Search code examples
mysqlstreaminnodb

How to create an event stream on MySQL


Given the following InnoDB table:

event_stream
+ id BIGINT PRIMARY AUTO-INCREMENT
+ event TEXT

Considering that there are several clients concurrently inserting events into this stream: What technique could we use so that this event stream could be processed in an incremental way by multiple listeners/consumers?

(edit) I.E. I would like to have multiple clients attached to this stream that can react to new events once and keep track of their position on the stream.

Considerations:

  • Not using MySQL to store the events is not an option;
  • locking the entire table is not acceptable;
  • I want to keep the control of wether an event was already seem/not seem up to the consumer, there might be multiple consumers for this table;
  • Creating new columns is acceptable;
  • This table will grow to hundreds of millions of events;

Solution

  • "Don't queue it, just do it." I have found that a database makes a poor queuing mechanism. If the 'worker' threads don't take long to perform the tasks, then have the queuers simply perform the tasks; this removes the overhead of the queue, thereby possibly making the system faster and scale better.

    "Hundreds of millions of events" -- and nearly all of them have been "handled"? This suggests you have two tables -- one for handled events, one for events waiting to be handled. The latter would rarely have more than a few dozen rows?? In that case, the processing will work better.

    Have two extra columns: which worker owns the process, and when the worker grabbed it. The time is so that you can take care of the case (yes, eventually it will happen) of a worker grabbing a task, then dying -- thereby leaving the task orphaned. As separate job can 'reap' these orphans.

    A single-SQL UPDATE can grab one row in the table. Do this in a transaction by itself, not in any transaction(s) in the process. Similarly 'release' the task in its own transaction.

    The grab is something like this (with autocommit=ON):

    UPDATE ToDo SET who = $me, when = NOW()
        WHERE who IS NULL
        LIMIT 1;   -- grab one
    SELECT ... FROM ToDo WHERE who = $me;  -- get details on the task
    

    The 'release' probably involves both tables, something like this:

    BEGIN;
    $stuff = SELECT ... FROM ToDo WHERE who = $me;
    DELETE FROM ToDo WHERE who = $me;
    INSERT ... INTO History ... VALUES (most of stuff from $stuff);
    COMMIT;
    

    In between grabbing and releasing, you have as long as you need to perform the 'task'. You won't be tripped up by an InnoDB timeout, etc.
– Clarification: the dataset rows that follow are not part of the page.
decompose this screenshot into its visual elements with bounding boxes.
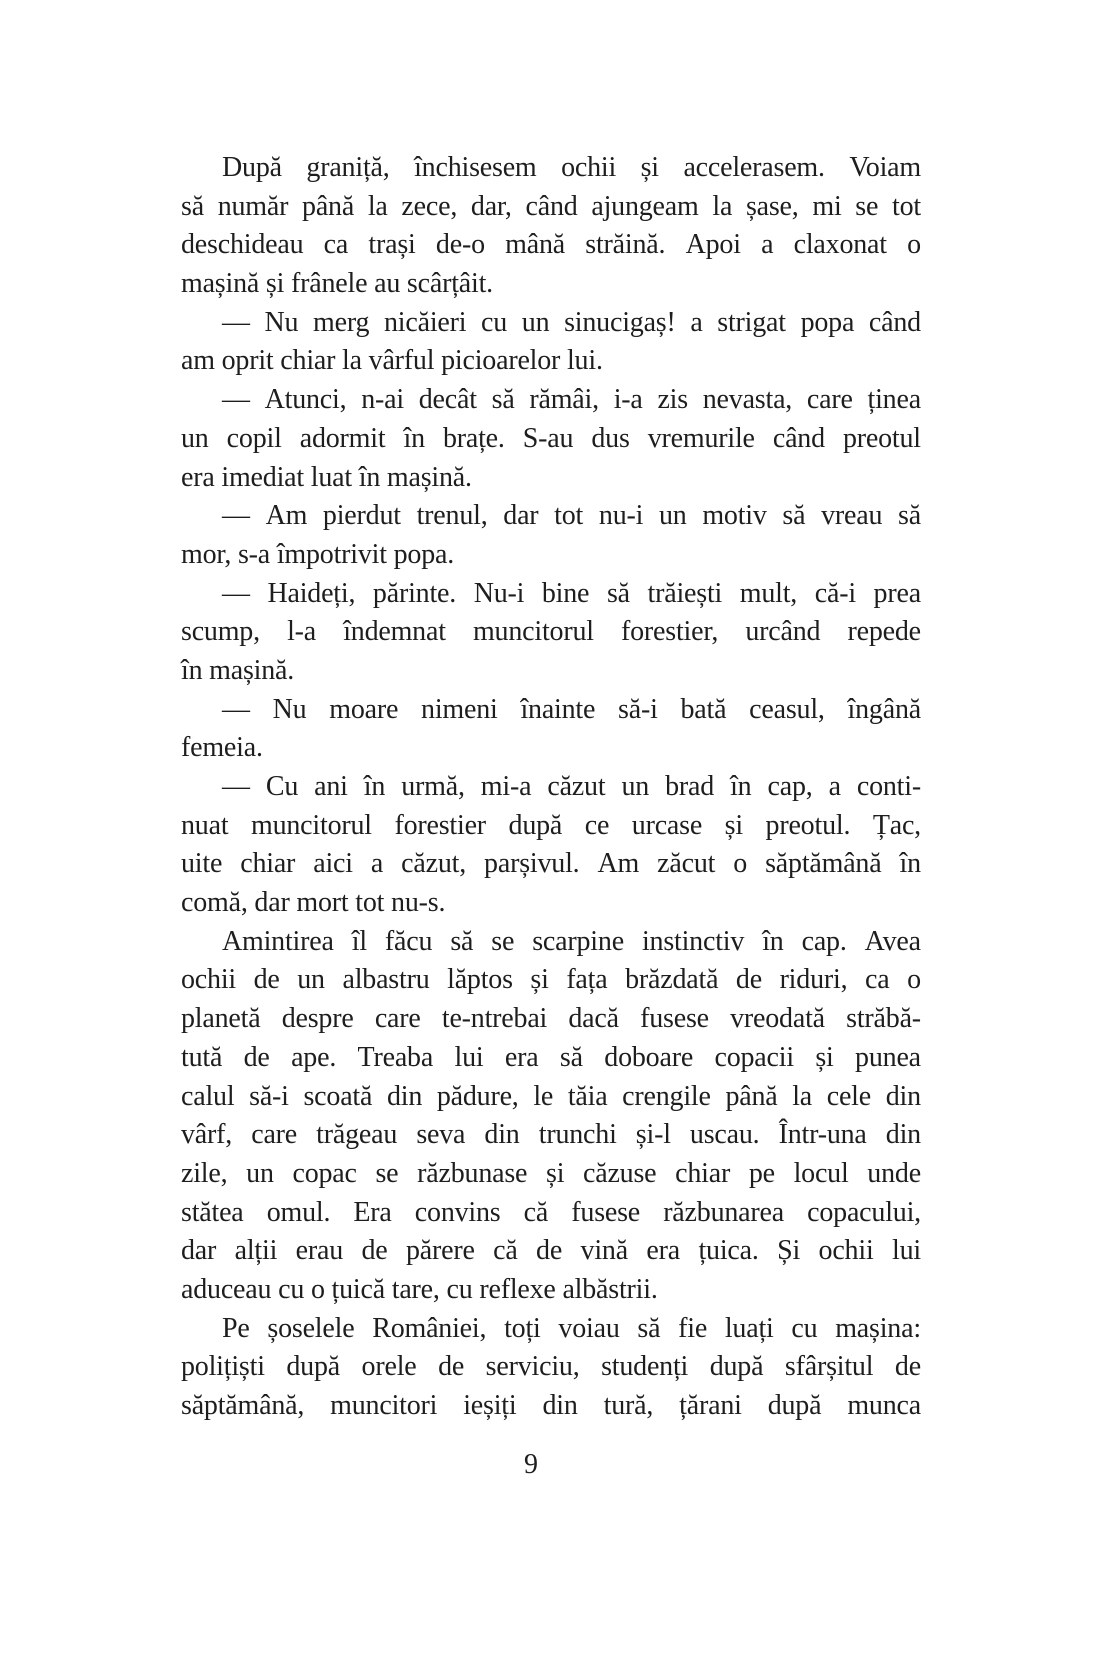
page-number: 9 <box>524 1449 538 1480</box>
text-line: — Nu merg nicăieri cu un sinucigaș! a strigat popa când <box>222 306 921 338</box>
text-line: mor, s-a împotrivit popa. <box>181 538 455 570</box>
text-line: — Nu moare nimeni înainte să-i bată ceasul, îngână <box>222 693 921 725</box>
text-line: Amintirea îl făcu să se scarpine instinctiv în cap. Avea <box>222 925 921 957</box>
text-line: — Cu ani în urmă, mi-a căzut un brad în cap, a conti- <box>222 771 921 802</box>
text-line: calul să-i scoată din pădure, le tăia crengile până la cele din <box>181 1080 921 1112</box>
body-text <box>181 149 921 1426</box>
text-line: uite chiar aici a căzut, parșivul. Am zăcut o săptămână în <box>181 848 921 880</box>
text-line: Pe șoselele României, toți voiau să fie luați cu mașina: <box>222 1312 921 1344</box>
text-line: ochii de un albastru lăptos și fața brăzdată de riduri, ca o <box>181 964 921 996</box>
text-line: aduceau cu o țuică tare, cu reflexe albăstrii. <box>181 1273 658 1305</box>
text-line: nuat muncitorul forestier după ce urcase și preotul. Țac, <box>181 809 921 841</box>
text-line: zile, un copac se răzbunase și căzuse chiar pe locul unde <box>181 1157 921 1189</box>
text-line: polițiști după orele de serviciu, studenți după sfârșitul de <box>181 1351 921 1383</box>
text-line: am oprit chiar la vârful picioarelor lui. <box>181 345 603 377</box>
text-line: scump, l-a îndemnat muncitorul forestier, urcând repede <box>181 616 921 648</box>
text-line: stătea omul. Era convins că fusese răzbunarea copacului, <box>181 1196 921 1228</box>
text-line: săptămână, muncitori ieșiți din tură, țărani după munca <box>181 1390 921 1421</box>
text-line: deschideau ca trași de-o mână străină. Apoi a claxonat o <box>181 229 921 261</box>
text-line: — Atunci, n-ai decât să rămâi, i-a zis nevasta, care ținea <box>222 384 921 416</box>
text-line: — Haideți, părinte. Nu-i bine să trăiești mult, că-i prea <box>222 577 921 609</box>
text-line: tută de ape. Treaba lui era să doboare copacii și punea <box>181 1041 921 1073</box>
text-line: femeia. <box>181 732 263 764</box>
text-line: vârf, care trăgeau seva din trunchi și-l uscau. Într-una din <box>181 1119 921 1151</box>
text-line: să număr până la zece, dar, când ajungeam la șase, mi se tot <box>181 190 921 222</box>
text-line: — Am pierdut trenul, dar tot nu-i un motiv să vreau să <box>222 500 921 532</box>
text-line: un copil adormit în brațe. S-au dus vremurile când preotul <box>181 422 921 454</box>
text-line: mașină și frânele au scârțâit. <box>181 268 493 300</box>
text-line: dar alții erau de părere că de vină era țuica. Și ochii lui <box>181 1235 921 1267</box>
text-line: planetă despre care te-ntrebai dacă fusese vreodată străbă- <box>181 1003 921 1035</box>
text-line: După graniță, închisesem ochii și accelerasem. Voiam <box>222 152 921 183</box>
text-line: în mașină. <box>181 654 295 686</box>
text-line: comă, dar mort tot nu-s. <box>181 887 446 919</box>
text-line: era imediat luat în mașină. <box>181 461 472 493</box>
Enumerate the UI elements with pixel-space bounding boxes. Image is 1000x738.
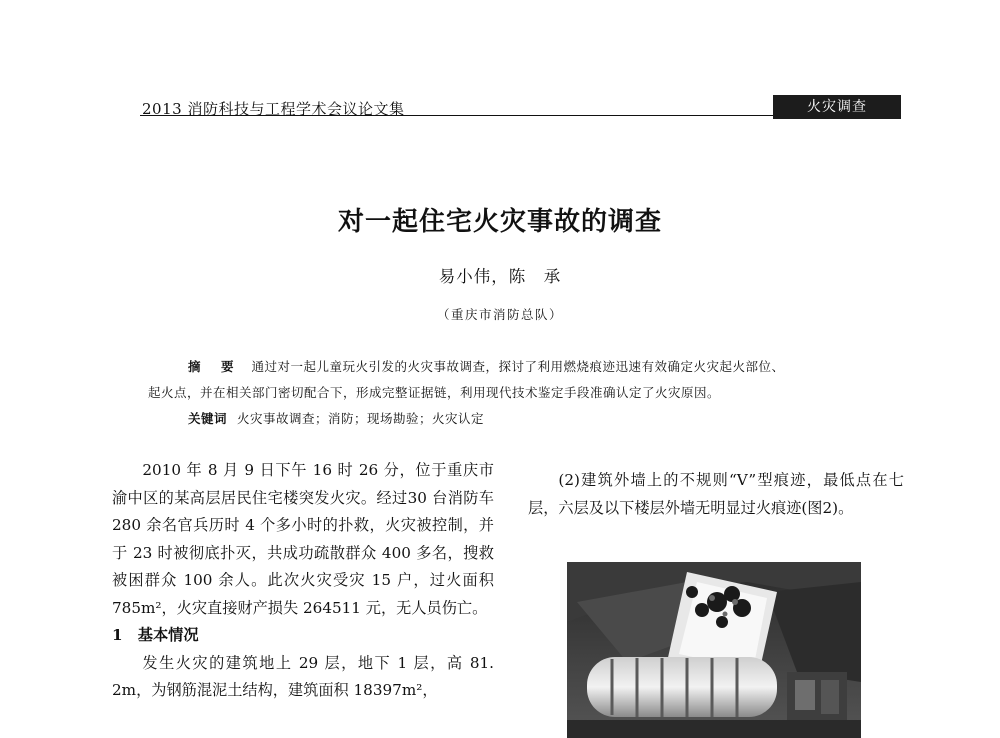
article-authors: 易小伟，陈 承 xyxy=(438,267,562,286)
left-column xyxy=(112,457,494,705)
abstract-text-1: 通过对一起儿童玩火引发的火灾事故调查，探讨了利用燃烧痕迹迅速有效确定火灾起火部位、 xyxy=(251,359,785,374)
building-fire-photo-icon xyxy=(567,562,861,738)
article-affiliation: （重庆市消防总队） xyxy=(436,307,563,322)
keywords-label: 关键词 xyxy=(188,411,228,426)
article-title: 对一起住宅火灾事故的调查 xyxy=(337,207,662,237)
section-heading-basic-info: 1 基本情况 xyxy=(112,626,199,644)
header-rule xyxy=(140,115,780,116)
figure-2-photo xyxy=(567,562,861,738)
abstract-line-1 xyxy=(148,354,868,380)
series-title: 2013 消防科技与工程学术会议论文集 xyxy=(142,100,405,118)
intro-paragraph: 2010 年 8 月 9 日下午 16 时 26 分，位于重庆市渝中区的某高层居民住宅楼突发火灾。经过30 台消防车 280 余名官兵历时 4 个多小时的扑救，火灾被控制，并于 23 时被彻底扑灭，共成功疏散群众 400 多名，搜救被困群众 100 余人。此次火灾受灾 15 户，过火面积 785m²，火灾直接财产损失 264511 元，无人员伤亡。 xyxy=(112,461,494,617)
v-pattern-paragraph: (2)建筑外墙上的不规则“V”型痕迹，最低点在七层，六层及以下楼层外墙无明显过火痕迹(图2)。 xyxy=(528,471,904,517)
right-column xyxy=(528,467,904,522)
abstract-label: 摘 要 xyxy=(188,359,238,374)
abstract-text-2: 起火点，并在相关部门密切配合下，形成完整证据链，利用现代技术鉴定手段准确认定了火灾原因。 xyxy=(148,385,721,400)
section-label: 火灾调查 xyxy=(773,95,901,119)
keywords-line xyxy=(148,406,868,432)
keywords-text: 火灾事故调查；消防；现场勘验；火灾认定 xyxy=(237,411,485,426)
section-paragraph-basic-info: 发生火灾的建筑地上 29 层，地下 1 层，高 81. 2m，为钢筋混泥土结构，建筑面积 18397m²， xyxy=(112,653,494,699)
abstract-block xyxy=(148,354,868,432)
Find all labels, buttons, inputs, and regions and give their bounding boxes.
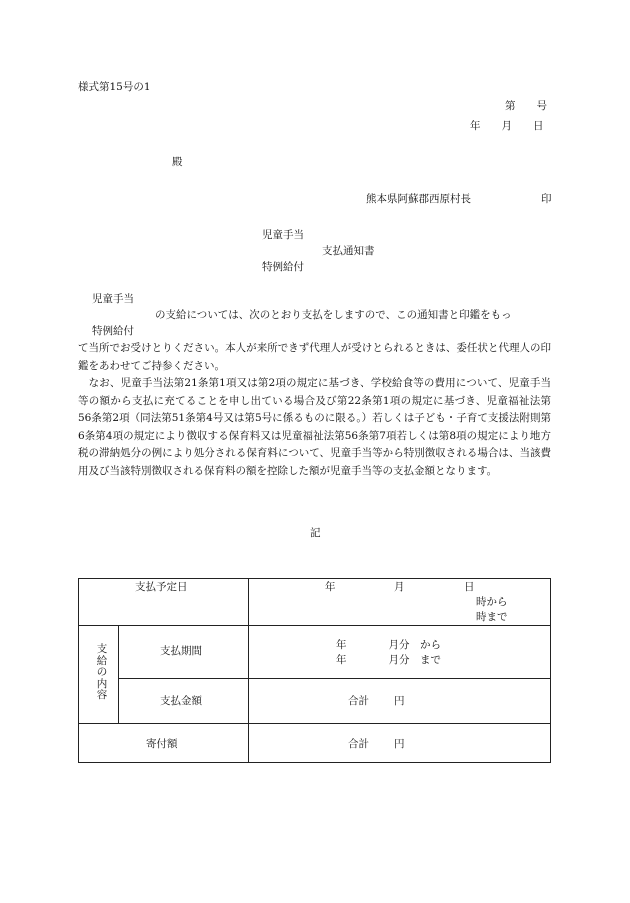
content-label: 支給の内容 <box>96 643 108 702</box>
issue-date: 年 月 日 <box>470 120 544 132</box>
addressee: 殿 <box>172 156 183 168</box>
table-line <box>78 625 551 626</box>
time-from: 時から <box>476 596 508 608</box>
table-line <box>248 578 249 763</box>
body-option-special-benefit: 特例給付 <box>92 325 134 337</box>
scheduled-date-year: 年 <box>325 581 336 593</box>
seal-mark: 印 <box>541 193 552 205</box>
payment-amount-label: 支払金額 <box>160 695 202 707</box>
ki-heading: 記 <box>310 527 321 539</box>
scheduled-date-month: 月 <box>394 581 405 593</box>
document-title: 支払通知書 <box>322 245 375 257</box>
document-number: 第 号 <box>505 100 547 112</box>
payment-period-to: 年 月分 まで <box>336 654 441 666</box>
title-option-special-benefit: 特例給付 <box>262 261 304 273</box>
body-line-1: の支給については、次のとおり支払をしますので、この通知書と印鑑をもっ <box>155 309 512 321</box>
title-option-child-allowance: 児童手当 <box>262 229 304 241</box>
donation-total: 合計 <box>348 738 369 750</box>
donation-unit: 円 <box>394 738 405 750</box>
payment-table <box>78 578 551 763</box>
time-to: 時まで <box>476 611 508 623</box>
donation-label: 寄付額 <box>146 738 178 750</box>
issuer-name: 熊本県阿蘇郡西原村長 <box>366 193 471 205</box>
body-paragraph-1: て当所でお受けとりください。本人が来所できず代理人が受けとられるときは、委任状と代理人の印鑑をあわせてご持参ください。 <box>78 342 551 372</box>
table-line <box>78 762 551 763</box>
body-option-child-allowance: 児童手当 <box>92 293 134 305</box>
table-line <box>550 578 551 763</box>
scheduled-date-day: 日 <box>464 581 475 593</box>
table-line <box>118 678 551 679</box>
scheduled-date-label: 支払予定日 <box>135 581 188 593</box>
table-line <box>78 723 551 724</box>
payment-amount-unit: 円 <box>394 695 405 707</box>
body-paragraph-2: なお、児童手当法第21条第1項又は第2項の規定に基づき、学校給食等の費用について、児童手当等の額から支払に充てることを申し出ている場合及び第22条第1項の規定に基づき、児童福祉法第56条第2項（同法第51条第4号又は第5号に係るものに限る。）若しくは子ども・子育て支援法附則第6条第4項の規定により徴収する保育料又は児童福祉法第56条第7項若しくは第8項の規定により地方税の滞納処分の例により処分される保育料について、児童手当等から特別徴収される場合は、当該費用及び当該特別徴収される保育料の額を控除した額が児童手当等の支払金額となります。 <box>78 377 551 477</box>
payment-amount-total: 合計 <box>348 695 369 707</box>
table-line <box>78 578 79 763</box>
payment-period-label: 支払期間 <box>160 645 202 657</box>
table-line <box>118 625 119 723</box>
form-number: 様式第15号の1 <box>78 81 151 93</box>
payment-period-from: 年 月分 から <box>336 639 441 651</box>
table-line <box>78 578 551 579</box>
    If you would like to give further details about your queue and tasks, I may have further refinements.

    What I describe should handle any number inserters, any number of workers, and tasks lasting any length of time.

    AUTO_INCREMENT is not reliable for walking through an event list. An INSERT is multiple steps:

    1. Start transaction
    2. get next auto_incr id
    3. do the insert
    4. COMMIT -- only now do others see the new id

    It is possible (especially in replication) for the COMMITs to be "out of order" relative to the auto_incr.